Long-Term Care Options | How Do We Address Long-Term Care?

How do we address long-term care?
Know the different long-term care options in this episode of Daily Wisdom!

Watch the full Wisdom Webinar for a more in-depth discussion.

Estate Attorney and Advisor Chris Berry of Castle Wealth Group answers questions on retirement and estate planning every Wednesday at 1pm. Register via this link or give our office a call at 844-885-4200.

Castle Wealth Group and Christopher Berry help families with estate planning, elder law, retirement planning, and tax planning from their offices in Brighton, Ann Arbor, Livonia, Bloomfield Hills, and Novi.

Castle Wealth Group helps families with their legal, financial, and tax planning for their retirement and legacy.

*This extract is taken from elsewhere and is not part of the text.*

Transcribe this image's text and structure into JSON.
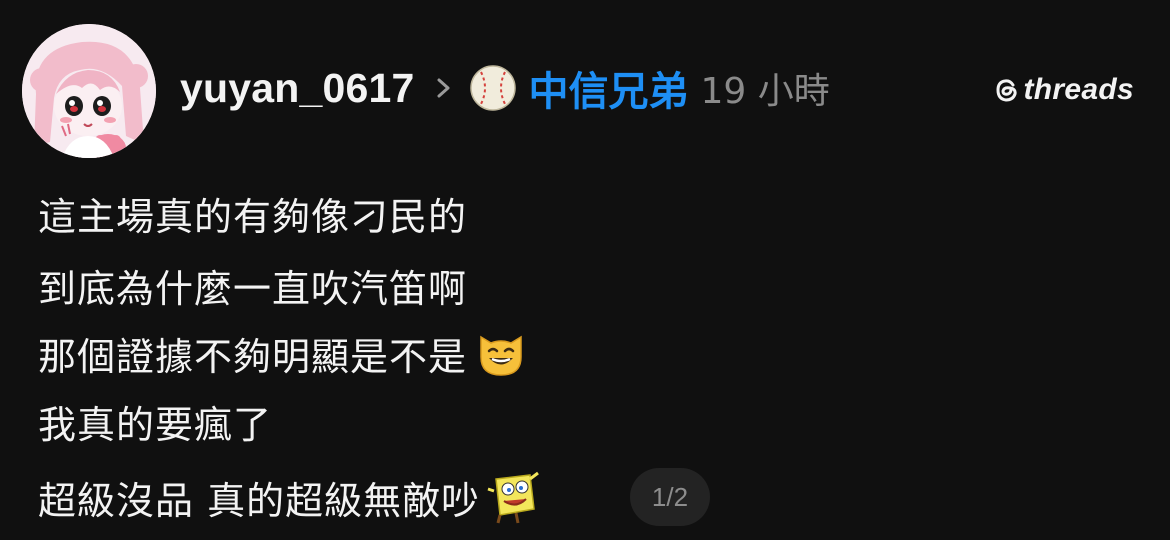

With the use of legal structures like revocable living trusts, Castle Trusts (asset protection trusts), Chris Berry and Castle Wealth Group can help your family plan, protect, and preserve what is important through their Retirement and Legacy Blueprint Process.

 

For more info visit:
https://castlewealthlegal.com/home
https://michiganestateplanning.com/

 

Episode Transcript

Long Term Care Options

There’s a couple of options. First, we could self-fund, so we just pay out of our own money. Second, we can look at traditional long-term care insurance. Third, we can look at what’s called asset base long-term care strategies. Fourth, we can look at legal entities. Fifth, we can look at income strategies, where we structure the income to be able to cover long-term care costs.

Self-funding, you have to have the funds to do it. Traditional long-term care insurance, this has a lot of disadvantages now. One is the increasing premiums. The premiums can go up on you at any time. I’ve had clients that bought a policy before working with us, paying it for 20 years at $4,000 a year. Then they increased the premium to $10,000, and you have to decide whether you keep the policy, let it lapse, go in a different direction. Also, there’s no benefit at death. The old paradigm, where these were the only two options.

 

The Rule of Thumb

A lot of times, there is a rule of thumb where traditional long-term care insurance would be really for individuals who had between 500,000 to 1.5 million worth of assets. Anything less than that, then you need those funds for retirement. Anything more than that, you wouldn’t necessarily need to cover this in terms of an insurance, because with this old traditional, there’s no death benefit. So you could pay on this your whole life, and there be nothing left at the end of the day.

I’m not a big fan, in most cases, of this type of policy anymore. If you have an existing policy, you may want to continue it depending on where you are. But what we do is we figure out a) do we stick with this current policy, or do we look at one of these other options?

Asset base long-term care. This is a strategy I am a big fan of. This isn’t always just about covering the long-term care need. A lot of times it’s about just leveraging your assets, where even if you have say $5 million, you might want to consider an asset base long-term care strategy. If you only have $100,000, you might want to consider an asset base long-term care strategy.

There’s different ways that it could be structured. This is about leveraging your current assets. This could also be something that you pay on over time as well, to fill it up. But really, it’s just a leveraging your current assets to address two things. One that may happen, and the other that for sure, will.

One is you may need long-term care. Three out of four of us will need long-term care at some point, and the average cost of a nursing home right now is $8,000 to $12,000 a month. And that also, you’re going to pass away at some point. We haven’t figured out a way around that.

Number four would be legal entities. This is something that our law practice has spent a lot of time perfecting. We have an asset protection trust, that we move assets into the trust and once we make it five years, everything is protected, from that nursing home or Medicaid spend down. We could put things like your home and investments inside of here. Because Medicaid has a five-year look-back period, everything inside of the trust would be protected.

Then fifth strategy is more of an income strategy, where we look at your income sources, social security, pensions. Then if we can draw on your assets, maybe something like a fixed-index annuity that normally would pay out, let’s say $2,000 per month, but now if you were to need long-term care after two years, then the payout could double to $4,000 per month.

 

Wait for Only Two Years

The nice thing about this is there’s no underwriting. We just have to wait two years. So even if you had a diagnosis of Alzheimer’s or Parkinson’s or something like that, this would be a strategy to leverage those assets without having to go through underwriting, to create more income, to cover home care, assisted living, or nursing home care.

Those are really the planning strategies as it relates to long-term care. I’m not saying everyone should rush out and drop their traditional long-term care insurance. I’m just saying that typically, it’s not something we’re looking at moving forward for families. If you already have one, I’m not saying, “Drop it.” I’m saying, “Let’s look at the other options.”

One of them might be to keep that traditional long-term care insurance policy, but now there’s new strategies, new options that are available. See if any of them make more sense. Then if they do, then only at that point would we consider dropping that long-term care. Because I always want to make sure you’re in a better spot.